Hamsard v Boots: Reasonable notice where a contract is silent on termination rights

You will often find the phrase ‘reasonable notice’ in termination clauses of contracts. Additionally, where a contract is silent (either due to the fact that a contract doesn’t exist, or that one does exist but it doesn’t specify what period of notice needs to be provided to terminate) it is implied into the contract that the period of notice given must be reasonable. Despite this being entrenched into English law, cases concerning what period of time reasonable notice actually equates to in real life are relatively infrequent. It is therefore always interesting to hear what Courts have to say about this issue when a case does come along, such as in the matter of Hamsard v Boots, which was considered in December. Hamsard designed, manufactured and supplied children’s clothing to Boots. This position arose as a result of Hamsard taking over a previous agreement between Boots and a former supplier who had ran into financial difficulty. Boots and the previous supplier entered a formal agreement in 2002 which led to a long term venture agreement in July 2007. This provided for a notice period of 18 months. However, when this company went into administration Hamsard inherited the contract. There was no formal written contract between Hamsard and Boots however, and when Hamsard also ran into financial difficulties Boots gave the company 9 months’ notice of termination in November 2009. Hamsard issued a claim for damages against Boots, seeking to rely on the terms of the 2007 contract between Boots and the previous company, which provided for 18 months’ notice of termination. Boots defended the claim, claiming that 9 months’ notice was sufficient and that the 2007 contract simply provided a background to relations between the two. 2 main issues arose during the case, these being whether 9 months’ notice was reasonable and whether there was an implied term that the parties should at all times act in good faith towards each other, following a previous case - Yam Seng. Mr Justice Norris found in favour of Boots and ordered that 9 months’ notice was indeed reasonable. He set out 5 principles as to what constitutes reasonable notice:
  1. What length of notice is reasonable depends on the particular facts of the particular case;
  2. The particular facts may involve a consideration of the general circumstances and practices of the trade in which the parties are involved;
  3. What is “reasonable notice” must be judged at the time when the notice is given;
  4. The circumstances pertaining at the time of the contract are also relevant; and
  5. An important consideration in determining what notice period is “reasonable” is the degree of formality in the relationship: the more relaxed the relationship the less likely it is that the law will imply a lengthy notice period.
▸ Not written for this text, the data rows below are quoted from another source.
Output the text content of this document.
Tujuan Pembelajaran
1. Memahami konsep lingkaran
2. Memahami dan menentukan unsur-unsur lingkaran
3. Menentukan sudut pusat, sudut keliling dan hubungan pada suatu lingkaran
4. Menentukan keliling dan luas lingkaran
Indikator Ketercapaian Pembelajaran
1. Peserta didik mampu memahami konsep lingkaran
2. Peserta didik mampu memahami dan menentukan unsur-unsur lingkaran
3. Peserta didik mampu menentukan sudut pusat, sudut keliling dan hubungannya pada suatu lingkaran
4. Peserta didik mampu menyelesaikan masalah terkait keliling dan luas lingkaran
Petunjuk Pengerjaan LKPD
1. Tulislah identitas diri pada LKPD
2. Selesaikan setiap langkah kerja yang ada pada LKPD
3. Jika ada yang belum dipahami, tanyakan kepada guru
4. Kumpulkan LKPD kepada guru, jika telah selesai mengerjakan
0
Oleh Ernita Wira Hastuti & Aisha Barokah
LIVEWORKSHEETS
Applying these principles to the matter being considered, Mr Justice Norris found that the parties contract into which a term of reasonable notice was implied was a short term, informal arrangement which had been put in place to ensure supply continued. He stated that there was no practice or custom of the trade to follow and that the 18 month notice period in the 2007 contract was irrelevant, as it had been negotiated in return for an extended payment period. Further, Mr Justice Norris stated that Boots had a contractual right to terminate the contract on reasonable notice without consideration of any good faith obligations. It was stated that these could not be implied into the type of arrangement in place and did not reflect the intention of the parties. The main position in relation to termination provisions remains unchanged, this being that it is always better to have clear clauses in any contract. Interestingly however, this case provides helpful clarity on the amount of notice to terminate that will be deemed reasonable and the relevant factors which need to be taken into consideration. This will be helpful for parties wishing to negotiate the length of time that a notice to terminate must be.